Глазам Аделины представилась пустыня: густая, сумрачная роща, в которой извивалась тропинка, окружала маленький луг, орошаемый источником. В роще царствовала совершенная тишина; изредка нарушало ее веяние ветерка сквозь листья и порхание горлицы. Сросшийся кустарник и падшие и падавшие деревья, густая трава, мрачные тополи и сосны, дрожащие осины, развесившиеся березы – все представляло картину мрачности и пустоты, которая невольно располагала душу к унынию. Ручей, пересекая луг, сливался в маленькое озеро, на берегах его росли акации, дикие вишни и кустарник; далее, над самым озерком, в том месте, где оно вдавалось в рощу, возвышался пригорок, обсаженный шиповником, а на пригорке белый крест, надгробный камень и человеческий череп.

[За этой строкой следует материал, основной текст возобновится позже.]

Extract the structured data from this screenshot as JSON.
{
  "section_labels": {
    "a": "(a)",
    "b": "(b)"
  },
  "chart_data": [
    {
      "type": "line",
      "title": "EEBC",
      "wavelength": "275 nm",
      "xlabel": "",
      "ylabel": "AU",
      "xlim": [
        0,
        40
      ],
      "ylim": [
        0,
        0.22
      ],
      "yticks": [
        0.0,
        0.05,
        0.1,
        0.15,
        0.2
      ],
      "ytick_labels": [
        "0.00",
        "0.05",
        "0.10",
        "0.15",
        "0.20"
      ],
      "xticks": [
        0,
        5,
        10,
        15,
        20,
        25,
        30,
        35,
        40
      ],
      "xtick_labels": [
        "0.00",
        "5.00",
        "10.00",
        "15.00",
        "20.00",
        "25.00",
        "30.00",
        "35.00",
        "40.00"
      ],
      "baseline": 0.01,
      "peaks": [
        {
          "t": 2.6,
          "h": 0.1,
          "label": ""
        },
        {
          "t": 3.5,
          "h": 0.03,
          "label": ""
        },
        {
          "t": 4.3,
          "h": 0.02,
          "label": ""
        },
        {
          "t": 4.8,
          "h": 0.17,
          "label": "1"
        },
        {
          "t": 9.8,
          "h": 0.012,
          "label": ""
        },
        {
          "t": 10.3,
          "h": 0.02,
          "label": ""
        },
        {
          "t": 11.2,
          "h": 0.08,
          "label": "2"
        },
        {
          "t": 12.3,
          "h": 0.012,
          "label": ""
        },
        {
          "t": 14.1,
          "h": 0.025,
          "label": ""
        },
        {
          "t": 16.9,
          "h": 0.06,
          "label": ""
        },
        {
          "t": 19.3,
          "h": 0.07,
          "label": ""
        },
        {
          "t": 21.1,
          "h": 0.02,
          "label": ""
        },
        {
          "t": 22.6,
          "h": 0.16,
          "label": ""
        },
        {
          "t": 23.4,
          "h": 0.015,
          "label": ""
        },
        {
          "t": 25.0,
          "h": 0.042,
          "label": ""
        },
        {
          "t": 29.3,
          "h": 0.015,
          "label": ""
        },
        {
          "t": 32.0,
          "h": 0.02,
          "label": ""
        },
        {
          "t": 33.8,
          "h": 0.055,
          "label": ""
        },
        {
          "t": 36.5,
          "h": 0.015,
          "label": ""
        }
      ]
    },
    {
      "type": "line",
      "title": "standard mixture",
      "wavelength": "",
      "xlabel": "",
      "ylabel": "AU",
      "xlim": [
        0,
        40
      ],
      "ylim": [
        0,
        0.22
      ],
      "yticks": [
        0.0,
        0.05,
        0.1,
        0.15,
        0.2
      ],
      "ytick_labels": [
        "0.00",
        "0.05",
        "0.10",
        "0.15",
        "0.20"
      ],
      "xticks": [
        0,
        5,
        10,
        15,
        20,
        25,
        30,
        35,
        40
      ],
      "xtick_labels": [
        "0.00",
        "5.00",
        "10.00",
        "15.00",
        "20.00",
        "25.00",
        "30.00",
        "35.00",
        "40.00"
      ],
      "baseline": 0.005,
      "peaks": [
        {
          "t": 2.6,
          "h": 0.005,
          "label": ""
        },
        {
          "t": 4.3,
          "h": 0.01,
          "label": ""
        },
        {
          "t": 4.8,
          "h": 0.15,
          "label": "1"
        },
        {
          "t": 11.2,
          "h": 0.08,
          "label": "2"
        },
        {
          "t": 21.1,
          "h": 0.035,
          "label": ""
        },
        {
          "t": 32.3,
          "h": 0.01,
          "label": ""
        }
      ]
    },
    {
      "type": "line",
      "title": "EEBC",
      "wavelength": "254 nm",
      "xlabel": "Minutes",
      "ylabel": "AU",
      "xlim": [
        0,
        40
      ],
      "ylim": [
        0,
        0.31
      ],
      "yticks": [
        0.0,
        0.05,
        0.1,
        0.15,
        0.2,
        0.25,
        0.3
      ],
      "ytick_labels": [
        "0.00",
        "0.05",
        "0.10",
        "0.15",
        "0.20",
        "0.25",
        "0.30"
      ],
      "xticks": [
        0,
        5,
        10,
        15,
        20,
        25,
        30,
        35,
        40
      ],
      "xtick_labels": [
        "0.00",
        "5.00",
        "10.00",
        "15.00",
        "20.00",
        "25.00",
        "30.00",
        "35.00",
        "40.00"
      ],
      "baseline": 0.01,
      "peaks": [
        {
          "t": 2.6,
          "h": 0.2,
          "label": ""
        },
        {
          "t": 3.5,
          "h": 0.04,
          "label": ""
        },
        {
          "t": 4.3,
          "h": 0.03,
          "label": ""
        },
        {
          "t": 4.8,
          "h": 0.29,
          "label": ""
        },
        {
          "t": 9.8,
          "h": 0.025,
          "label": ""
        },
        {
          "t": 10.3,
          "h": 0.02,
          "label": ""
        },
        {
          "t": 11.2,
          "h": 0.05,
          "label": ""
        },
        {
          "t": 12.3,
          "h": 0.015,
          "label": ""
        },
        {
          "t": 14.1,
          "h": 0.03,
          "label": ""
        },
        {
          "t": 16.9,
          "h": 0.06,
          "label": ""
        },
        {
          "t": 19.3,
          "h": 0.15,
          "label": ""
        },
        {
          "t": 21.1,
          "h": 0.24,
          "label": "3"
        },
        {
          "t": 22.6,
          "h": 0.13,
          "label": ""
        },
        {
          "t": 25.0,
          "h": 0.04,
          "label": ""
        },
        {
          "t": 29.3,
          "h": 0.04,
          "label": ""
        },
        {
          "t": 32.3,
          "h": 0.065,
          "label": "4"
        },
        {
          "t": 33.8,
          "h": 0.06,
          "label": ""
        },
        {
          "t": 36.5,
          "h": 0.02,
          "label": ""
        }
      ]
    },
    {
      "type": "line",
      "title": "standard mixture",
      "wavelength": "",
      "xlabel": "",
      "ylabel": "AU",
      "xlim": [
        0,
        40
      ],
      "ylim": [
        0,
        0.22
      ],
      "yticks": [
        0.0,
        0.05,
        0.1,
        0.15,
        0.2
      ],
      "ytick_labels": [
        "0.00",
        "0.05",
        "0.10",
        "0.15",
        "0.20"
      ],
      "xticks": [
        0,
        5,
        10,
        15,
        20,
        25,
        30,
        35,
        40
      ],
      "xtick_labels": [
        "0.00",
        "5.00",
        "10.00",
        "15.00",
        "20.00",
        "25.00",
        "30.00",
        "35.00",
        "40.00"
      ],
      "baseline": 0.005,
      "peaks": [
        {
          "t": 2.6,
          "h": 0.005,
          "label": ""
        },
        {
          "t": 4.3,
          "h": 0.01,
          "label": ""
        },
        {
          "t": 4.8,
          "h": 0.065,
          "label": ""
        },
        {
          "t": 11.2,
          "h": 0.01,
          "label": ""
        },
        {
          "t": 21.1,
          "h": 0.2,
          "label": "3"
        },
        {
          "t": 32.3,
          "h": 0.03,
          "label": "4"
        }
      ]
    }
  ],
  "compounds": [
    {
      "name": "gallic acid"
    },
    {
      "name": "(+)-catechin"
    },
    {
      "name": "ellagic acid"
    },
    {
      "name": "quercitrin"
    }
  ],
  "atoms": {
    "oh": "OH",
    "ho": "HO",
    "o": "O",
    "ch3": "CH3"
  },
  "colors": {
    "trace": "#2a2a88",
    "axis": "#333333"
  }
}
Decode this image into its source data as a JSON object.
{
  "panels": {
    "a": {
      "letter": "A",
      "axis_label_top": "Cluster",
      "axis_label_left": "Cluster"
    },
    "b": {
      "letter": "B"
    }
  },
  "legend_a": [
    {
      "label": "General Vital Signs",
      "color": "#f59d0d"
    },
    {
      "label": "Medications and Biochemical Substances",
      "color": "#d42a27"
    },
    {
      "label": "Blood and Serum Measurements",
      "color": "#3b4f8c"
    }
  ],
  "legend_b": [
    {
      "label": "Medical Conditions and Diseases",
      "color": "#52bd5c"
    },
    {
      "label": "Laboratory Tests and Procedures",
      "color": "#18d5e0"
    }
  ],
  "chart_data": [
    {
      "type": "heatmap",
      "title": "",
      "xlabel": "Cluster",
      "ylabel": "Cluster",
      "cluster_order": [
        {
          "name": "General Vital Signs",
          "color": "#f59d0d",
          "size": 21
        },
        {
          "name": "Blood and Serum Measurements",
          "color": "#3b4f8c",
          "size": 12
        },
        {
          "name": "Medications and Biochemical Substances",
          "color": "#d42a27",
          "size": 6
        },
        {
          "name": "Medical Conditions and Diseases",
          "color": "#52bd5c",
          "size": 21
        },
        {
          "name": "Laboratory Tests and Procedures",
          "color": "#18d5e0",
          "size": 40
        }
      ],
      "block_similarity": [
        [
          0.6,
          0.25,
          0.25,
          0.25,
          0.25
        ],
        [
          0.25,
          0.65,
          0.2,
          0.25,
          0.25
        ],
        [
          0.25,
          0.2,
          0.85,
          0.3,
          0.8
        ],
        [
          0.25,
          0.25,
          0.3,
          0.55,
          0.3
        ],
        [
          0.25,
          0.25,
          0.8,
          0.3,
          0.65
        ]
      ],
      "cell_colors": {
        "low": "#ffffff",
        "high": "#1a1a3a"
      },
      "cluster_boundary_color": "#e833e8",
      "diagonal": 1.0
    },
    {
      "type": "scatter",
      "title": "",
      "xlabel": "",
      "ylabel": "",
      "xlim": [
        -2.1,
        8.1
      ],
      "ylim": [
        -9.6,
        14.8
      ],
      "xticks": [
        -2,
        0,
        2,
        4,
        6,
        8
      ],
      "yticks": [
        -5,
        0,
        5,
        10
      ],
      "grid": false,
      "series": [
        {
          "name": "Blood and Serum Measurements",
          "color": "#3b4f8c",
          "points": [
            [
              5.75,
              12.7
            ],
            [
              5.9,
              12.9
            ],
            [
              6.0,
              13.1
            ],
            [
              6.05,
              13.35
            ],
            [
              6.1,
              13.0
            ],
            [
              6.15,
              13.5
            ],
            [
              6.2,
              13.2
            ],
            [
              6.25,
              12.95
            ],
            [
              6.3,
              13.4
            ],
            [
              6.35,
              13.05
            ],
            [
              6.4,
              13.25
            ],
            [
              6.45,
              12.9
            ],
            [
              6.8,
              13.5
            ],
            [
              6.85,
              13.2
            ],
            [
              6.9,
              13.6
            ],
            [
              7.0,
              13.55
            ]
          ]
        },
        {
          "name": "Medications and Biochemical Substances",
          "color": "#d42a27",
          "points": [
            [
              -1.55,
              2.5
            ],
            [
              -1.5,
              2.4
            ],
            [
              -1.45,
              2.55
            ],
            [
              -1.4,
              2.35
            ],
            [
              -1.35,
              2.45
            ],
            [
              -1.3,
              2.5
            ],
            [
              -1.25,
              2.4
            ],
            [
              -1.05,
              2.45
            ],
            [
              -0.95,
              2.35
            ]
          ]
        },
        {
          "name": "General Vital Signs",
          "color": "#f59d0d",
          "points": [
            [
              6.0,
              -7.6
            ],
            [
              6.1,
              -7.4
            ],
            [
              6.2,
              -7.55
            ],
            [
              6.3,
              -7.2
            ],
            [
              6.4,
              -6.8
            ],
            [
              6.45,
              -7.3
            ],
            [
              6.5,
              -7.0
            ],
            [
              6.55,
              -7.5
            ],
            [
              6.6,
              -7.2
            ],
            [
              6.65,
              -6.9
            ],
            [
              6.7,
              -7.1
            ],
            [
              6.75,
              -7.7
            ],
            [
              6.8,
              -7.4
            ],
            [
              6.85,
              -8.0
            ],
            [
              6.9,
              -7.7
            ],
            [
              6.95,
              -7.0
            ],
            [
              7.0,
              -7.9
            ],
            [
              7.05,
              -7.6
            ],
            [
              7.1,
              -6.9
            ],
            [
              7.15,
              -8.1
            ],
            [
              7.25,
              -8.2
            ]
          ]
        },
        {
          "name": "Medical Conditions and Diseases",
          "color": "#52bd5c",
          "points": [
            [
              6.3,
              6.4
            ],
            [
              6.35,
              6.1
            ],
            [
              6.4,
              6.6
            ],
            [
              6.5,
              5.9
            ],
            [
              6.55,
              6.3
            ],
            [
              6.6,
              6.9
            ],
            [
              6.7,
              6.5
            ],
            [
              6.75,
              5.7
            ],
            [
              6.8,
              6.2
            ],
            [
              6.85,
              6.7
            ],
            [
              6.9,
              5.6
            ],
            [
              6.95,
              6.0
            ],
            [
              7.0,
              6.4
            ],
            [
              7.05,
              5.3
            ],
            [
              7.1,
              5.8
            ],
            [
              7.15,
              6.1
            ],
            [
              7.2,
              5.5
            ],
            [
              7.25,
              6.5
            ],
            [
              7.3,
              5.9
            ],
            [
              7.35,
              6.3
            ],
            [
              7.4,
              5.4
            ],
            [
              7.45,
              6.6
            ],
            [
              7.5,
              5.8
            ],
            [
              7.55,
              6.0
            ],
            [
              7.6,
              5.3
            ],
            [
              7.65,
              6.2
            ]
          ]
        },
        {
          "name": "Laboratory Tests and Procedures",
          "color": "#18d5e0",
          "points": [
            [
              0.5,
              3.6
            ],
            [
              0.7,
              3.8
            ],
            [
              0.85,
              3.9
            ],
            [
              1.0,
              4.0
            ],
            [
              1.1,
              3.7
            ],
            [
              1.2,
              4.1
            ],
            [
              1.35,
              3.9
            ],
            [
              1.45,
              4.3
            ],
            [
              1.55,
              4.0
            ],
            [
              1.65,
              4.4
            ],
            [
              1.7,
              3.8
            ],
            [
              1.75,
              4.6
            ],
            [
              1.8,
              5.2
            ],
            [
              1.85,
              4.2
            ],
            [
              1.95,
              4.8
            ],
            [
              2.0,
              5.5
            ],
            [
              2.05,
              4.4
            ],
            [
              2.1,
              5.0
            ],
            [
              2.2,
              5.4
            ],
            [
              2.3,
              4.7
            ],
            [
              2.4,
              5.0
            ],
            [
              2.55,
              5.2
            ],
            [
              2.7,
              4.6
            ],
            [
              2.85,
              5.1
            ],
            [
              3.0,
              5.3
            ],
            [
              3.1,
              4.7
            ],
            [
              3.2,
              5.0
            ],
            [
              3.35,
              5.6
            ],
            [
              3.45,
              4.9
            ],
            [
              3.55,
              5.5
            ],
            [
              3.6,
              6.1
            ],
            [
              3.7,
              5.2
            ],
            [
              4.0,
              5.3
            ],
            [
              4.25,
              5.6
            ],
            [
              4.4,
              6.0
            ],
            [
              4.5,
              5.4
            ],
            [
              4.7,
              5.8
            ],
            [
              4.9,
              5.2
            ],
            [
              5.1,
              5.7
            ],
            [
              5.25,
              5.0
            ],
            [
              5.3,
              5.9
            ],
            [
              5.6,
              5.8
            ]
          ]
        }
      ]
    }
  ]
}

Солнце, склонявшееся к закату, видимое в промежутке деревьев, над голубою отдаленностью, посылало на них свое последнее сияние, и они ярко отсвечивались в прозрачных, недвижных водах озера. Аделина была задумчива; сумрак вечера, уединение, очаровательность места, слабое журчание ручья, который с приятным блеском переливался в тростнике и кустарнике, таинственный холм, надгробный камень – все трогало ее сердце; легкий покров ее груди, как будто лобзаемый ветерком, волновался быстрее. Новые чувства, неизвестные, но приятные в ней пробудились. Аделина с тайною радостию приближается к холму; вдруг видит в беседке из акаций, переплетенных с лилиями и розами, спящего юношу: легкое веяние вечернего воздуха взвевало его кудри, небрежно разметанные по щекам, которые от сна и дневного зноя разгорелись; на милом лице, совершенно открытом, заметен был полуизглаженный след прискорбия. Одна рука незнакомца покоилась на траве, другая держала дротик.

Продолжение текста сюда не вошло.